Shimuuar commented 10 months ago

First of all we can (edc9083e264f3ce2a2ee3e24cd83bbe2657eaec4) and do build these benchmarks on CI. We just can't actually run them

I think splitting benchmarks means it will become even more complicated to run. Probably to the point where only I can run them. CPU counters are security sensitive with "specter" and all. So problems with access will happen. Hopefully they could be mitigated with better documentation.

But I never encountered such problems (nixos, fedora37) so I can;t debug them What is papi_avail output?

lehins commented 10 months ago

We just can't actually run them

Same case was for me. I was able to build them, just not run them. Which makes me question usability of the suite for your average contributor.

I think splitting benchmarks means it will become even more complicated to run.

I really don't think making a core Haskell package depend on some third party C library that is only usable on some small subset of operating systems is a good idea, even if it is not buildable by default. Splitting it out into a separate package is the only thing that comes to mind as a decent solution to this. Also, I don't understand why would it be more complicated to run? Benchmarks are only useful for people who are making changes to vector, so all it would take is cloning the repo and building it. We don't need to release those benchmarks on hackage.

Just to be clear, I am not against adding the benchmarks to the repo, because I do see value in such benchmarks. I am just against adding them to the main package. I'd rather see something like vector-papi in the repo that has a good documentation on what it takes to run those benchmarks.

Probably to the point where only I can run them.

That is already the case. Out of three maintainers you are the only one who can run them.

I can;t debug

I can't debug them either since I've never used papi.
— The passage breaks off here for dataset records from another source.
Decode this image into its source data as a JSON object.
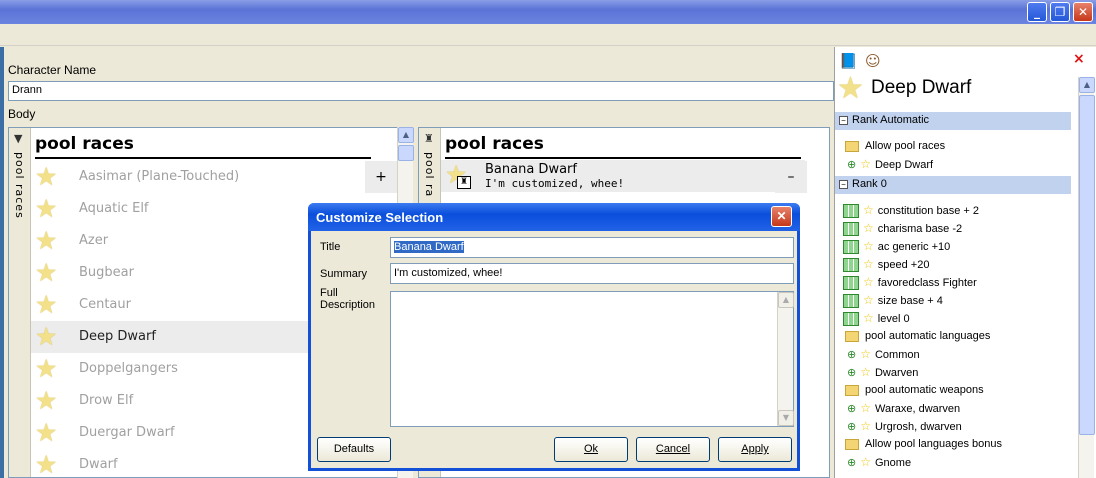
{
  "window": {
    "minimize_label": "_",
    "maximize_label": "❐",
    "close_label": "✕"
  },
  "editor": {
    "character_name_label": "Character Name",
    "character_name_value": "Drann",
    "body_label": "Body"
  },
  "left_pool": {
    "tab_label": "pool races",
    "header": "pool races",
    "add_label": "+",
    "races": [
      "Aasimar (Plane-Touched)",
      "Aquatic Elf",
      "Azer",
      "Bugbear",
      "Centaur",
      "Deep Dwarf",
      "Doppelgangers",
      "Drow Elf",
      "Duergar Dwarf",
      "Dwarf"
    ],
    "selected_race": "Deep Dwarf"
  },
  "right_pool": {
    "tab_label": "pool ra",
    "header": "pool races",
    "item_title": "Banana Dwarf",
    "item_summary": "I'm customized, whee!",
    "remove_label": "–"
  },
  "dialog": {
    "title": "Customize Selection",
    "title_label": "Title",
    "title_value": "Banana Dwarf",
    "summary_label": "Summary",
    "summary_value": "I'm customized, whee!",
    "full_description_label_1": "Full",
    "full_description_label_2": "Description",
    "full_description_value": "",
    "defaults_label": "Defaults",
    "ok_label": "Ok",
    "cancel_label": "Cancel",
    "apply_label": "Apply",
    "close_label": "✕"
  },
  "detail_panel": {
    "title": "Deep Dwarf",
    "close_label": "×",
    "rank_automatic": {
      "label": "Rank Automatic",
      "items": [
        {
          "type": "folder",
          "text": "Allow pool races"
        },
        {
          "type": "leaf",
          "text": "Deep Dwarf"
        }
      ]
    },
    "rank_0": {
      "label": "Rank 0",
      "items": [
        {
          "type": "grid",
          "text": "constitution base + 2"
        },
        {
          "type": "grid",
          "text": "charisma base -2"
        },
        {
          "type": "grid",
          "text": "ac generic +10"
        },
        {
          "type": "grid",
          "text": "speed +20"
        },
        {
          "type": "grid",
          "text": "favoredclass Fighter"
        },
        {
          "type": "grid",
          "text": "size base + 4"
        },
        {
          "type": "grid",
          "text": "level  0"
        },
        {
          "type": "folder",
          "text": "pool automatic languages"
        },
        {
          "type": "leaf",
          "text": "Common"
        },
        {
          "type": "leaf",
          "text": "Dwarven"
        },
        {
          "type": "folder",
          "text": "pool automatic weapons"
        },
        {
          "type": "leaf",
          "text": "Waraxe, dwarven"
        },
        {
          "type": "leaf",
          "text": "Urgrosh, dwarven"
        },
        {
          "type": "folder",
          "text": "Allow pool languages bonus"
        },
        {
          "type": "leaf",
          "text": "Gnome"
        }
      ]
    }
  }
}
Since you asked, I'll post the relevant output, but honestly, I don't have enough time to debug this issue any further.

$ papi_avail
Available PAPI preset and user defined events plus hardware information.
--------------------------------------------------------------------------------
...
--------------------------------------------------------------------------------

================================================================================
  PAPI Preset Events
================================================================================
    Name        Code    Avail Deriv Description (Note)
...
--------------------------------------------------------------------------------
Of 108 possible events, 0 are available, of which 0 are derived.

No events detected!  Check papi_component_avail to find out why.
$ papi_component_avail
Available components and hardware information.
--------------------------------------------------------------------------------
...
--------------------------------------------------------------------------------

Compiled-in components:
Name:   perf_event              Linux perf_event CPU counters
   \-> Disabled: Error libpfm4 no default PMU found
Name:   perf_event_uncore       Linux perf_event CPU uncore and northbridge
   \-> Disabled: No uncore PMUs or events found
Name:   sysdetect               System info detection component

Active components:
Name:   sysdetect               System info detection component
                                Native: 0, Preset: 0, Counters: 0

--------------------------------------------------------------------------------
Shimuuar commented 10 months ago

Or maybe I don't quite understand what exactly are you proposing. One problem is benchmarks are not accessible from outside of vector package. So we have to either copy them, or split all benchmarks into separate package

Since you asked, I'll post the relevant output Thanks! I'll look into it.

lehins commented 10 months ago

One problem is benchmarks are not accessible from outside of vector package.

We could export them as a public sub-library.

Shimuuar commented 9 months ago

This is third attempt. PAPI based benchmarks are placed into separate package. They still require specifying cabal flag in order to not break build for anyone who don't want to run them.

I also added cabal check for vector-stream